Kate: I was thinking about art as a secular kind of space. If we go there in worship of something, what are we worshipping? And then I thought, the people who have enough privilege to go out to the bar and worry about things like happiness — those people, whoever they are, they don't talk about free will as a term in the way that it is discussed in some religious arenas. They exercise it, but they also understand without talking about it that there are all kinds of things that are outside of their control. So I thought that there needed to be some kind of God character. I wanted to explore a sense of personal choice and responsibility and the idea that we might not have as much of that as we think — and we might not take as much of that as we ought to.

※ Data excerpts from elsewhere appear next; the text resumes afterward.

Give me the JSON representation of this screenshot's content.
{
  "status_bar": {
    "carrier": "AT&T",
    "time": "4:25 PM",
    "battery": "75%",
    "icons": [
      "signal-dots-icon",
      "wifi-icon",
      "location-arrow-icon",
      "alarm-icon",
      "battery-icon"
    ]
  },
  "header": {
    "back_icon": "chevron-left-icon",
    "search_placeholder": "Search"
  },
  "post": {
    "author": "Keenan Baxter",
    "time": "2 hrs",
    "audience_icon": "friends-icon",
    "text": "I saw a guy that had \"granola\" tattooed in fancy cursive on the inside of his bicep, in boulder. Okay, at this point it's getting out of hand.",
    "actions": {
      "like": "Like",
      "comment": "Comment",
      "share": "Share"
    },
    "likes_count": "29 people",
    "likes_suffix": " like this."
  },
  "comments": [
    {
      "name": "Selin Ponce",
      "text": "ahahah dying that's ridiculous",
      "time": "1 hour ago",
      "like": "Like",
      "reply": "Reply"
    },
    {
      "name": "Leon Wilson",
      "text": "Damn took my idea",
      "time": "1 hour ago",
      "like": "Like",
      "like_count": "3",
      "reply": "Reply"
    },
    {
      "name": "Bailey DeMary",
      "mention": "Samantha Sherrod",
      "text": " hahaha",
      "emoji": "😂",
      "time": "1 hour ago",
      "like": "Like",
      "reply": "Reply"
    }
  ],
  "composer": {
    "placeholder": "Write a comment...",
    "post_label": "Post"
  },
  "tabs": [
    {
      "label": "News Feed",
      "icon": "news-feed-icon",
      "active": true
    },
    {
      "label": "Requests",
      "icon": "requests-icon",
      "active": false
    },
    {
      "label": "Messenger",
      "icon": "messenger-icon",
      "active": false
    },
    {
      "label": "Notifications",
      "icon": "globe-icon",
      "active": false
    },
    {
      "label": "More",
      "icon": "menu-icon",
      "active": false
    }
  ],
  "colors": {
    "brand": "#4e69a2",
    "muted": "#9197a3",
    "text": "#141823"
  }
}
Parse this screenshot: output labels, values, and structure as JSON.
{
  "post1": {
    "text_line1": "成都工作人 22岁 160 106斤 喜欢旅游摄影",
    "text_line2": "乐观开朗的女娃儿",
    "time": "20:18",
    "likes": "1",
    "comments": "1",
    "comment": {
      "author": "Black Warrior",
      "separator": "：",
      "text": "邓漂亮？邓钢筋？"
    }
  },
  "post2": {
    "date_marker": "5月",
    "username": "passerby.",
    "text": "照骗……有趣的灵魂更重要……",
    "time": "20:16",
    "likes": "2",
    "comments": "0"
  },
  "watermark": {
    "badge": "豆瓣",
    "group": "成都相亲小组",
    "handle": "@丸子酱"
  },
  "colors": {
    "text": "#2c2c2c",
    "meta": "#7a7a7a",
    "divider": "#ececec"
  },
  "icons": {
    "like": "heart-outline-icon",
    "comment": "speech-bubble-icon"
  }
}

Lee: It took me a while to really understand how to make it effective. The thing that I learned and finally cracked was that there were some times when brackets drew the audience's attention like the panning of a camera, and other times when brackets would describe something that was just about to happen. That kind of omniscience — of brackets knowing these people so deeply and being able to see what they were about to do I found really important to understanding the X-ray vision of that presence in the play. It takes on all of this incredible meaning about fate and free will that I found really satisfying to work on.
The way it's framed in the play, personal choice seems like an impossible burden. If you eat foie gras, you're complicit in the torture of animals. If you make a man coffee in the morning, you're bolstering the patriarchy. Is free will more paralyzing than it is freeing?
Kate: When writing the play, I was thinking about the complexity of what we enjoy and the ways in which, in order to live through a day, you sort of have to turn yourself a little bit blind to the consequences of the choices that you make. What you eat is coming to you through so many complex systems. How do you eat responsibly? I actually don't know that I can. I don't know what the answers are but if we don't wrestle with this — if the answer is doled out like an ice cream cone, then what are we really doing? And who's doling out the ice cream cone?
Lee: There's this very deep cognitive dissonance that we live with in our contemporary lives. We know more about the ethical, economic, social justice-related problems of basically every aspect of our society: global warming, systemic racism, political corruption, the food industry, patriarchal sexism. We're so deeply steeped in how broken so much of our society is that it can feel impossible to function. And I think that this play captures something very particular about that experience in a way that is both hard-hitting and also cathartic. We're all in a room together talking about it, so I think the process of the play offers, if not an answer, the feeling that you're not alone.
Kate: Nobody is an island. If there's something I want people to walk away with, it's that.